Porte Maillot, ils quittèrent le boulevard périphérique et s’engagèrent dans l’avenue des Ternes ; le chauffeur éteignit enfin sa sirène. Anna entrait dans son univers quotidien. La rue du Faubourg-Saint-Honoré et ses chatoiements de vitrines ; la salle Pleyel et ses longues baies, au premier étage, où s’agitaient des danseuses rectilignes ; les arcades d’acajou de la boutique Mariage Frères où elle achetait ses thés rares.

Avant d’ouvrir sa portière elle dit, reprenant la conversation là où la sirène l’avait interrompue :

— Ce n’est pas simplement un boulot, tu le sais. C’est ma façon de rester en contact avec le monde extérieur. De ne pas devenir totalement givrée dans notre appartement.
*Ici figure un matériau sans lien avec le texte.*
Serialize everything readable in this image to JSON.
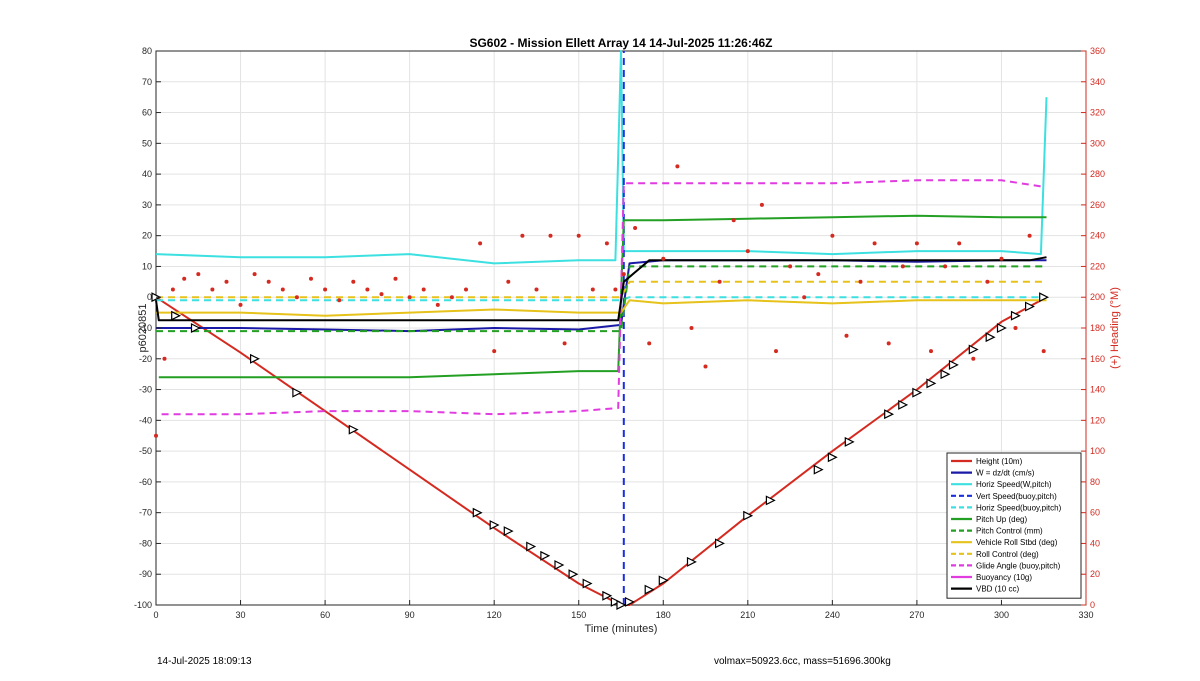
{
  "chart_data": {
    "type": "line",
    "title": "SG602 - Mission Ellett Array 14 14-Jul-2025 11:26:46Z",
    "xlabel": "Time (minutes)",
    "ylabel": "p6020851",
    "y2label": "(+) Heading (°M)",
    "xlim": [
      0,
      330
    ],
    "ylim": [
      -100,
      80
    ],
    "y2lim": [
      0,
      360
    ],
    "xticks": [
      0,
      30,
      60,
      90,
      120,
      150,
      180,
      210,
      240,
      270,
      300,
      330
    ],
    "yticks": [
      -100,
      -90,
      -80,
      -70,
      -60,
      -50,
      -40,
      -30,
      -20,
      -10,
      0,
      10,
      20,
      30,
      40,
      50,
      60,
      70,
      80
    ],
    "y2ticks": [
      0,
      20,
      40,
      60,
      80,
      100,
      120,
      140,
      160,
      180,
      200,
      220,
      240,
      260,
      280,
      300,
      320,
      340,
      360
    ],
    "grid": true,
    "legend_position": "bottom-right",
    "series": [
      {
        "name": "Height (10m)",
        "color": "#d42a20",
        "style": "solid",
        "x": [
          0,
          30,
          60,
          90,
          120,
          150,
          165,
          168,
          180,
          210,
          240,
          270,
          300,
          316
        ],
        "y": [
          0,
          -18,
          -37,
          -56,
          -75,
          -93,
          -100,
          -100,
          -93,
          -71,
          -50,
          -30,
          -8,
          0
        ]
      },
      {
        "name": "W = dz/dt (cm/s)",
        "color": "#1a1aa6",
        "style": "solid",
        "x": [
          0,
          30,
          60,
          90,
          120,
          150,
          165,
          168,
          180,
          210,
          240,
          270,
          300,
          316
        ],
        "y": [
          -10,
          -10,
          -10.5,
          -11,
          -10,
          -10.5,
          -9,
          11,
          12,
          12,
          12,
          11.5,
          12,
          12
        ]
      },
      {
        "name": "Horiz Speed(W,pitch)",
        "color": "#3de0e0",
        "style": "solid",
        "x": [
          0,
          30,
          60,
          90,
          120,
          150,
          163,
          165,
          166,
          180,
          210,
          240,
          270,
          300,
          314,
          316
        ],
        "y": [
          14,
          13,
          13,
          14,
          11,
          12,
          12,
          80,
          15,
          15,
          15,
          14,
          15,
          15,
          14,
          65
        ]
      },
      {
        "name": "Vert Speed(buoy,pitch)",
        "color": "#1a2ee0",
        "style": "dashed",
        "x": [
          166,
          166
        ],
        "y": [
          -100,
          80
        ]
      },
      {
        "name": "Horiz Speed(buoy,pitch)",
        "color": "#3de0e0",
        "style": "dashed",
        "x": [
          0,
          165,
          168,
          316
        ],
        "y": [
          -1,
          -1,
          0,
          0
        ]
      },
      {
        "name": "Pitch Up (deg)",
        "color": "#23a023",
        "style": "solid",
        "x": [
          1,
          10,
          60,
          90,
          120,
          150,
          164,
          166,
          180,
          210,
          240,
          270,
          300,
          316
        ],
        "y": [
          -26,
          -26,
          -26,
          -26,
          -25,
          -24,
          -24,
          25,
          25,
          25.5,
          26,
          26.5,
          26,
          26
        ]
      },
      {
        "name": "Pitch Control (mm)",
        "color": "#23a023",
        "style": "dashed",
        "x": [
          0,
          165,
          168,
          316
        ],
        "y": [
          -11,
          -11,
          10,
          10
        ]
      },
      {
        "name": "Vehicle Roll Stbd (deg)",
        "color": "#e6c21a",
        "style": "solid",
        "x": [
          0,
          30,
          60,
          90,
          120,
          150,
          165,
          168,
          180,
          210,
          240,
          270,
          300,
          316
        ],
        "y": [
          -5,
          -5,
          -6,
          -5,
          -4,
          -5,
          -5,
          -1,
          -2,
          -1,
          -2,
          -1,
          -1,
          -1
        ]
      },
      {
        "name": "Roll Control (deg)",
        "color": "#e6c21a",
        "style": "dashed",
        "x": [
          0,
          165,
          168,
          316
        ],
        "y": [
          0,
          0,
          5,
          5
        ]
      },
      {
        "name": "Glide Angle (buoy,pitch)",
        "color": "#e03ce0",
        "style": "dashed",
        "x": [
          2,
          30,
          60,
          90,
          120,
          150,
          164,
          166,
          180,
          210,
          240,
          270,
          300,
          314
        ],
        "y": [
          -38,
          -38,
          -37,
          -37,
          -38,
          -37,
          -36,
          37,
          37,
          37,
          37,
          38,
          38,
          36
        ]
      },
      {
        "name": "Buoyancy (10g)",
        "color": "#e03ce0",
        "style": "solid",
        "x": [],
        "y": []
      },
      {
        "name": "VBD (10 cc)",
        "color": "#000000",
        "style": "solid",
        "x": [
          0,
          1,
          164,
          166,
          175,
          310,
          316
        ],
        "y": [
          -1,
          -7.5,
          -7.5,
          5,
          12,
          12,
          13
        ]
      }
    ],
    "heading_y2": {
      "name": "Heading",
      "color": "#d42a20",
      "style": "dots",
      "x": [
        0,
        3,
        6,
        10,
        15,
        20,
        25,
        30,
        35,
        40,
        45,
        50,
        55,
        60,
        65,
        70,
        75,
        80,
        85,
        90,
        95,
        100,
        105,
        110,
        115,
        120,
        125,
        130,
        135,
        140,
        145,
        150,
        155,
        160,
        163,
        166,
        170,
        175,
        180,
        185,
        190,
        195,
        200,
        205,
        210,
        215,
        220,
        225,
        230,
        235,
        240,
        245,
        250,
        255,
        260,
        265,
        270,
        275,
        280,
        285,
        290,
        295,
        300,
        305,
        310,
        315
      ],
      "y": [
        110,
        160,
        205,
        212,
        215,
        205,
        210,
        195,
        215,
        210,
        205,
        200,
        212,
        205,
        198,
        210,
        205,
        202,
        212,
        200,
        205,
        195,
        200,
        205,
        235,
        165,
        210,
        240,
        205,
        240,
        170,
        240,
        205,
        235,
        205,
        215,
        245,
        170,
        225,
        285,
        180,
        155,
        210,
        250,
        230,
        260,
        165,
        220,
        200,
        215,
        240,
        175,
        210,
        235,
        170,
        220,
        235,
        165,
        220,
        235,
        160,
        210,
        225,
        180,
        240,
        165
      ]
    },
    "depth_markers": {
      "x": [
        0,
        7,
        14,
        35,
        50,
        70,
        114,
        120,
        125,
        133,
        138,
        143,
        148,
        153,
        160,
        163,
        165,
        168,
        175,
        180,
        190,
        200,
        210,
        218,
        235,
        240,
        246,
        260,
        265,
        270,
        275,
        280,
        283,
        290,
        296,
        300,
        305,
        310,
        315
      ],
      "y": [
        0,
        -6,
        -10,
        -20,
        -31,
        -43,
        -70,
        -74,
        -76,
        -81,
        -84,
        -87,
        -90,
        -93,
        -97,
        -99,
        -100,
        -99,
        -95,
        -92,
        -86,
        -80,
        -71,
        -66,
        -56,
        -52,
        -47,
        -38,
        -35,
        -31,
        -28,
        -25,
        -22,
        -17,
        -13,
        -10,
        -6,
        -3,
        0
      ]
    }
  },
  "footer": {
    "date": "14-Jul-2025 18:09:13",
    "stats": "volmax=50923.6cc, mass=51696.300kg"
  }
}
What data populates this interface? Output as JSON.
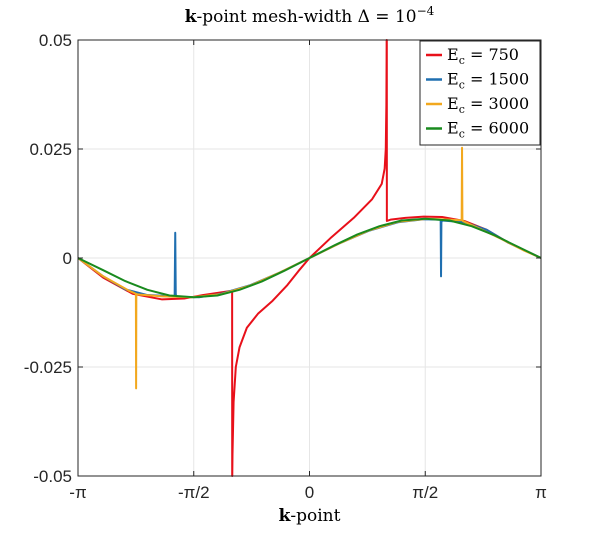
{
  "chart_data": {
    "type": "line",
    "title": {
      "bold": "k",
      "rest": "-point mesh-width Δ = 10",
      "sup": "−4"
    },
    "xlabel": {
      "bold": "k",
      "rest": "-point"
    },
    "ylabel": "",
    "xlim": [
      -3.14159,
      3.14159
    ],
    "ylim": [
      -0.05,
      0.05
    ],
    "grid": true,
    "legend_position": "top-right",
    "x_ticks": [
      {
        "value": -3.14159,
        "label": "-π"
      },
      {
        "value": -1.5708,
        "label": "-π/2"
      },
      {
        "value": 0,
        "label": "0"
      },
      {
        "value": 1.5708,
        "label": "π/2"
      },
      {
        "value": 3.14159,
        "label": "π"
      }
    ],
    "y_ticks": [
      {
        "value": 0.05,
        "label": "0.05"
      },
      {
        "value": 0.025,
        "label": "0.025"
      },
      {
        "value": 0,
        "label": "0"
      },
      {
        "value": -0.025,
        "label": "-0.025"
      },
      {
        "value": -0.05,
        "label": "-0.05"
      }
    ],
    "series": [
      {
        "name": "E",
        "name_sub": "c",
        "name_rest": " = 750",
        "color": "#e8101a",
        "x": [
          -3.1416,
          -2.8,
          -2.4,
          -2.0,
          -1.7,
          -1.45,
          -1.05,
          -1.049,
          -1.048,
          -1.045,
          -1.03,
          -1.0,
          -0.95,
          -0.85,
          -0.7,
          -0.5,
          -0.3,
          -0.15,
          0,
          0.3,
          0.6,
          0.85,
          0.98,
          1.02,
          1.035,
          1.043,
          1.046,
          1.047,
          1.048,
          1.049,
          1.05,
          1.1,
          1.3,
          1.55,
          1.8,
          2.1,
          2.4,
          2.7,
          3.1416
        ],
        "y": [
          0,
          -0.0045,
          -0.0082,
          -0.0095,
          -0.0093,
          -0.0085,
          -0.0075,
          -0.05,
          -0.05,
          -0.045,
          -0.033,
          -0.025,
          -0.0205,
          -0.016,
          -0.0128,
          -0.0098,
          -0.0062,
          -0.003,
          0,
          0.0048,
          0.0092,
          0.0135,
          0.017,
          0.0205,
          0.025,
          0.035,
          0.045,
          0.05,
          0.05,
          0.05,
          0.0085,
          0.0088,
          0.0092,
          0.0095,
          0.0094,
          0.0085,
          0.0065,
          0.0035,
          0
        ]
      },
      {
        "name": "E",
        "name_sub": "c",
        "name_rest": " = 1500",
        "color": "#1f6fb0",
        "x": [
          -3.1416,
          -2.8,
          -2.5,
          -2.2,
          -1.83,
          -1.822,
          -1.815,
          -1.81,
          -1.8,
          -1.5,
          -1.2,
          -0.8,
          -0.4,
          0,
          0.4,
          0.8,
          1.2,
          1.55,
          1.75,
          1.78,
          1.785,
          1.79,
          1.8,
          2.1,
          2.4,
          2.7,
          3.1416
        ],
        "y": [
          0,
          -0.0042,
          -0.0072,
          -0.0085,
          -0.0088,
          0.0058,
          -0.0082,
          -0.0088,
          -0.0089,
          -0.009,
          -0.0082,
          -0.0062,
          -0.0033,
          0,
          0.0033,
          0.0062,
          0.0082,
          0.0089,
          0.0088,
          0.0088,
          -0.0042,
          0.0082,
          0.0086,
          0.0082,
          0.0065,
          0.0035,
          0
        ]
      },
      {
        "name": "E",
        "name_sub": "c",
        "name_rest": " = 3000",
        "color": "#f2a81e",
        "x": [
          -3.1416,
          -2.8,
          -2.45,
          -2.356,
          -2.353,
          -2.35,
          -2.345,
          -2.3,
          -2.0,
          -1.6,
          -1.2,
          -0.8,
          -0.4,
          0,
          0.4,
          0.8,
          1.2,
          1.6,
          1.9,
          2.02,
          2.065,
          2.07,
          2.075,
          2.08,
          2.3,
          2.6,
          2.9,
          3.1416
        ],
        "y": [
          0,
          -0.0042,
          -0.0075,
          -0.0082,
          -0.0299,
          -0.0088,
          -0.0083,
          -0.0084,
          -0.0088,
          -0.009,
          -0.0083,
          -0.0063,
          -0.0033,
          0,
          0.0033,
          0.0063,
          0.0083,
          0.009,
          0.0088,
          0.0087,
          0.0087,
          0.0253,
          0.0087,
          0.0085,
          0.0068,
          0.0044,
          0.0018,
          0
        ]
      },
      {
        "name": "E",
        "name_sub": "c",
        "name_rest": " = 6000",
        "color": "#198a1e",
        "x": [
          -3.1416,
          -2.8,
          -2.5,
          -2.2,
          -1.9,
          -1.5708,
          -1.25,
          -0.95,
          -0.65,
          -0.35,
          0,
          0.35,
          0.65,
          0.95,
          1.25,
          1.5708,
          1.9,
          2.2,
          2.5,
          2.8,
          3.1416
        ],
        "y": [
          0,
          -0.0028,
          -0.0053,
          -0.0073,
          -0.0086,
          -0.009,
          -0.0086,
          -0.0073,
          -0.0054,
          -0.003,
          0,
          0.003,
          0.0054,
          0.0073,
          0.0086,
          0.009,
          0.0086,
          0.0073,
          0.0053,
          0.0028,
          0
        ]
      }
    ]
  }
}
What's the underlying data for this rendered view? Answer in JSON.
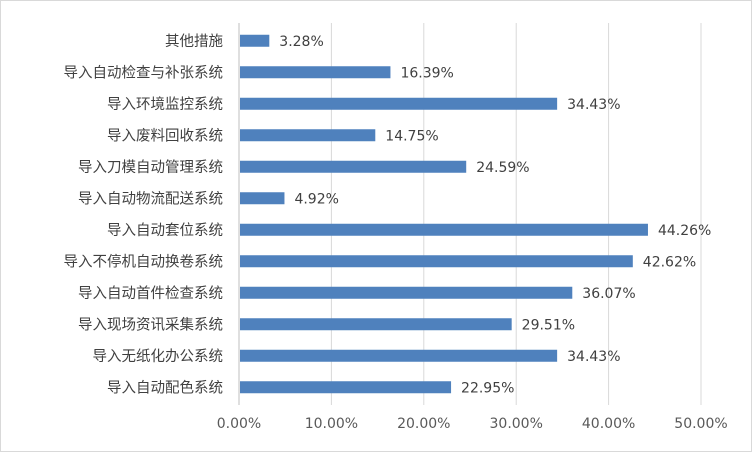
{
  "chart_data": {
    "type": "bar",
    "orientation": "horizontal",
    "categories": [
      "其他措施",
      "导入自动检查与补张系统",
      "导入环境监控系统",
      "导入废料回收系统",
      "导入刀模自动管理系统",
      "导入自动物流配送系统",
      "导入自动套位系统",
      "导入不停机自动换卷系统",
      "导入自动首件检查系统",
      "导入现场资讯采集系统",
      "导入无纸化办公系统",
      "导入自动配色系统"
    ],
    "values": [
      3.28,
      16.39,
      34.43,
      14.75,
      24.59,
      4.92,
      44.26,
      42.62,
      36.07,
      29.51,
      34.43,
      22.95
    ],
    "value_labels": [
      "3.28%",
      "16.39%",
      "34.43%",
      "14.75%",
      "24.59%",
      "4.92%",
      "44.26%",
      "42.62%",
      "36.07%",
      "29.51%",
      "34.43%",
      "22.95%"
    ],
    "x_ticks": [
      0,
      10,
      20,
      30,
      40,
      50
    ],
    "x_tick_labels": [
      "0.00%",
      "10.00%",
      "20.00%",
      "30.00%",
      "40.00%",
      "50.00%"
    ],
    "xlim": [
      0,
      50
    ],
    "unit": "%",
    "grid": "vertical",
    "legend": "none",
    "bar_color": "#4f81bd"
  }
}
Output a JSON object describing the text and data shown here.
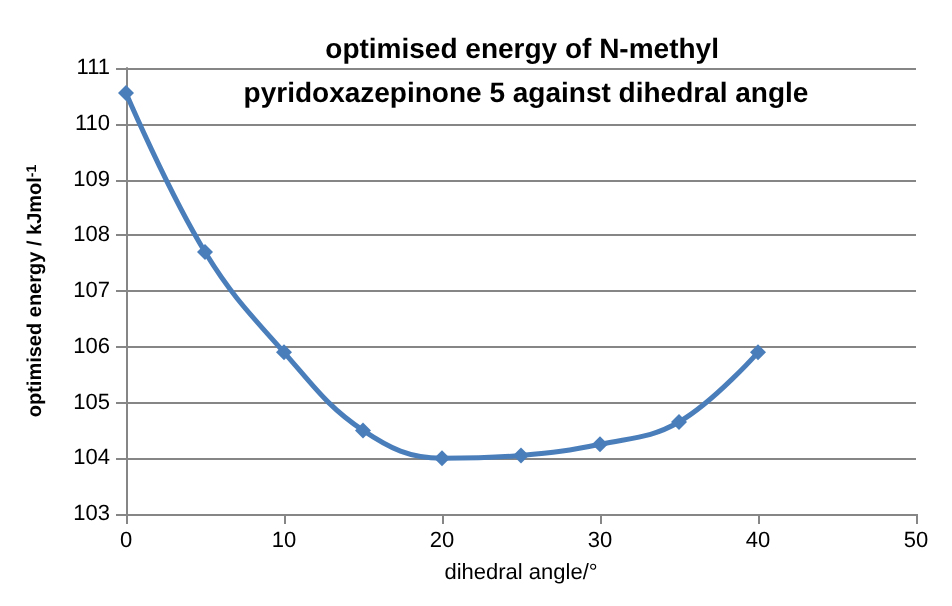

Elle sortit de la voiture et se pencha encore vers lui :

— C’est ça ou l’asile, tu comprends ?

Ils échangèrent un dernier regard et, le temps d’un cillement, ils furent de nouveau alliés. Jamais elle n’aurait utilisé le mot « amour » pour désigner leur relation. C’était une complicité, un partage, en deçà du désir, des passions, des fluctuations imposées par les jours et les humeurs. Des eaux calmes, oui, souterraines, qui se mêlaient en profondeur. Ils se comprenaient alors entre les mots, entre les lèvres...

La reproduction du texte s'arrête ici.